[License-review] For Approval: The Cryptographic Autonomy License

Henrik Ingo henrik.ingo at avoinelama.fi
Fri Apr 26 14:49:33 UTC 2019

On Fri, Apr 26, 2019 at 5:08 PM VanL <van.lindberg at gmail.com> wrote:
> I see this point, but disagree about the likelihood of inadvertent suit. This is probably an irreconcilable difference, as I see the public performance aspect as being key to the CAL.
>> 3. It is not necessary for you to use Public Performance to achieve
>> your goals of the license. Both from a copyright law, and an Open
>> Source Definition point of view, you can use legal methods that are
>> more boring, but better tested and safer, to achieve your goals.
> See above.

I was not very clear about it, but indirectly I was inviting you to
justify why you think it is *necessary* to use the concept of Public
Performance in CAL. What problem - other than just maximizing the
power of copyright law - does it solve for you that wasn't adequately
solved without it?

Or is your answer just that it isn't necessary, but there is also no
reason to be concerned?

>> Another remaining point from my previous review: CAL 2.3 c-e cover the
>> use of DRM within the software licensed by CAL. It doesn't cover the
>> use of DRM in the hardware or OS to restrict installation and use of
>> the CAL licensed software. This seems like an unfortunate loophole
>> that can be fixed by borrowing a few sentences from GPLv3.
> If you take a look at the exact text, the text is very close to the GPLv3. There was quite a bit of "borrowing" in exactly the way you suggest.

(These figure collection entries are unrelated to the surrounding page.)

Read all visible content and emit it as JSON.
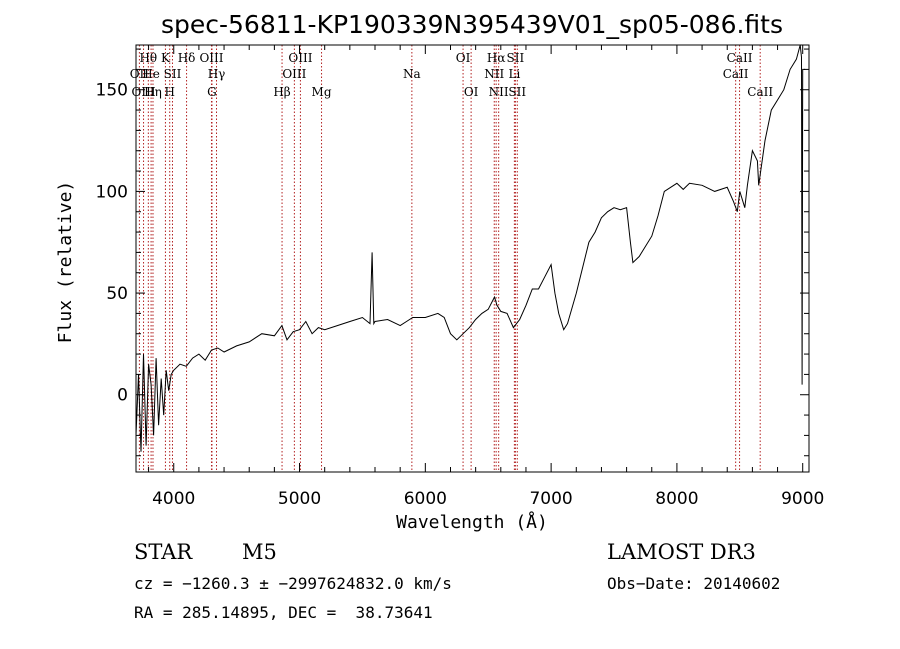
{
  "chart_data": {
    "type": "line",
    "title": "spec-56811-KP190339N395439V01_sp05-086.fits",
    "xlabel": "Wavelength (Å)",
    "ylabel": "Flux (relative)",
    "xlim": [
      3700,
      9050
    ],
    "ylim": [
      -38,
      172
    ],
    "xticks": [
      4000,
      5000,
      6000,
      7000,
      8000,
      9000
    ],
    "yticks": [
      0,
      50,
      100,
      150
    ],
    "grid": false,
    "series": [
      {
        "name": "flux",
        "x": [
          3700,
          3720,
          3740,
          3760,
          3780,
          3800,
          3820,
          3840,
          3860,
          3880,
          3900,
          3920,
          3940,
          3960,
          3980,
          4000,
          4050,
          4100,
          4150,
          4200,
          4250,
          4300,
          4350,
          4400,
          4500,
          4600,
          4700,
          4800,
          4860,
          4900,
          4950,
          5000,
          5050,
          5100,
          5150,
          5200,
          5300,
          5400,
          5500,
          5560,
          5577,
          5590,
          5600,
          5700,
          5800,
          5850,
          5900,
          6000,
          6100,
          6150,
          6200,
          6250,
          6300,
          6350,
          6400,
          6450,
          6500,
          6550,
          6570,
          6600,
          6650,
          6700,
          6750,
          6800,
          6850,
          6900,
          6950,
          7000,
          7030,
          7060,
          7100,
          7130,
          7200,
          7300,
          7350,
          7400,
          7450,
          7500,
          7550,
          7600,
          7630,
          7650,
          7700,
          7800,
          7850,
          7900,
          8000,
          8050,
          8100,
          8200,
          8300,
          8400,
          8450,
          8480,
          8500,
          8540,
          8560,
          8600,
          8640,
          8650,
          8700,
          8750,
          8800,
          8850,
          8900,
          8950,
          8980,
          8990,
          8995,
          9000,
          9020
        ],
        "values": [
          -20,
          10,
          -28,
          20,
          -25,
          15,
          5,
          -20,
          18,
          -15,
          8,
          -10,
          12,
          2,
          10,
          12,
          15,
          14,
          18,
          20,
          17,
          22,
          23,
          21,
          24,
          26,
          30,
          29,
          34,
          27,
          31,
          32,
          36,
          30,
          33,
          32,
          34,
          36,
          38,
          35,
          70,
          35,
          36,
          37,
          34,
          36,
          38,
          38,
          40,
          38,
          30,
          27,
          30,
          33,
          37,
          40,
          42,
          48,
          44,
          41,
          40,
          33,
          37,
          44,
          52,
          52,
          58,
          64,
          50,
          40,
          32,
          35,
          50,
          75,
          80,
          87,
          90,
          92,
          91,
          92,
          75,
          65,
          68,
          78,
          88,
          100,
          104,
          101,
          104,
          103,
          100,
          102,
          95,
          90,
          100,
          92,
          103,
          120,
          115,
          103,
          125,
          140,
          145,
          150,
          160,
          165,
          172,
          166,
          5,
          160,
          160
        ]
      }
    ],
    "spectral_lines": [
      {
        "label": "Hθ",
        "x": 3798,
        "row": 1
      },
      {
        "label": "OII",
        "x": 3727,
        "row": 2
      },
      {
        "label": "OIII",
        "x": 3760,
        "row": 3
      },
      {
        "label": "He",
        "x": 3820,
        "row": 2
      },
      {
        "label": "Hη",
        "x": 3835,
        "row": 3
      },
      {
        "label": "K",
        "x": 3934,
        "row": 1
      },
      {
        "label": "H",
        "x": 3968,
        "row": 3
      },
      {
        "label": "SII",
        "x": 3990,
        "row": 2
      },
      {
        "label": "Hδ",
        "x": 4102,
        "row": 1
      },
      {
        "label": "OIII",
        "x": 4300,
        "row": 1
      },
      {
        "label": "Hγ",
        "x": 4340,
        "row": 2
      },
      {
        "label": "G",
        "x": 4304,
        "row": 3
      },
      {
        "label": "Hβ",
        "x": 4861,
        "row": 3
      },
      {
        "label": "OIII",
        "x": 4959,
        "row": 2
      },
      {
        "label": "OIII",
        "x": 5007,
        "row": 1
      },
      {
        "label": "Mg",
        "x": 5175,
        "row": 3
      },
      {
        "label": "Na",
        "x": 5893,
        "row": 2
      },
      {
        "label": "OI",
        "x": 6300,
        "row": 1
      },
      {
        "label": "OI",
        "x": 6364,
        "row": 3
      },
      {
        "label": "Hα",
        "x": 6563,
        "row": 1
      },
      {
        "label": "NII",
        "x": 6548,
        "row": 2
      },
      {
        "label": "NII",
        "x": 6583,
        "row": 3
      },
      {
        "label": "SII",
        "x": 6716,
        "row": 1
      },
      {
        "label": "Li",
        "x": 6708,
        "row": 2
      },
      {
        "label": "SII",
        "x": 6731,
        "row": 3
      },
      {
        "label": "CaII",
        "x": 8498,
        "row": 1
      },
      {
        "label": "CaII",
        "x": 8467,
        "row": 2
      },
      {
        "label": "CaII",
        "x": 8662,
        "row": 3
      }
    ]
  },
  "info": {
    "object_class": "STAR",
    "subclass": "M5",
    "survey": "LAMOST DR3",
    "cz_line": "cz = −1260.3 ± −2997624832.0 km/s",
    "obs_date": "Obs−Date: 20140602",
    "coords": "RA = 285.14895, DEC =  38.73641"
  },
  "colors": {
    "line_marker": "#b22222",
    "spectrum": "#000000"
  }
}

Hmm... I only now realize that the final text of GPL3 doesn't include
the draft text: "any encryption or authorization codes necessary to
install and/or execute the source code of the work"? Why was it
removed, does anyone know?

Anyway, I'm just a simple engineer here. Can you tell me which part of
the CAL ensures this outcome?

>> For 2.4, I still wonder whether you are willing to consider some more
>> explicit option to flag that I didn't choose to use the option. For
>> example, when I apply CAL to my software, can I remove §2.4 from the
>> license text?
> I see this point, but I think that you are covered: 2.4 is an opt-in provision that applies only if it is explicitly called out by the license author. If you don't see the particular text specifically invoking it, it does not apply.

I agree it is already provided for. I think it could be more explicit.
Clearly this is a minor point compared to all others.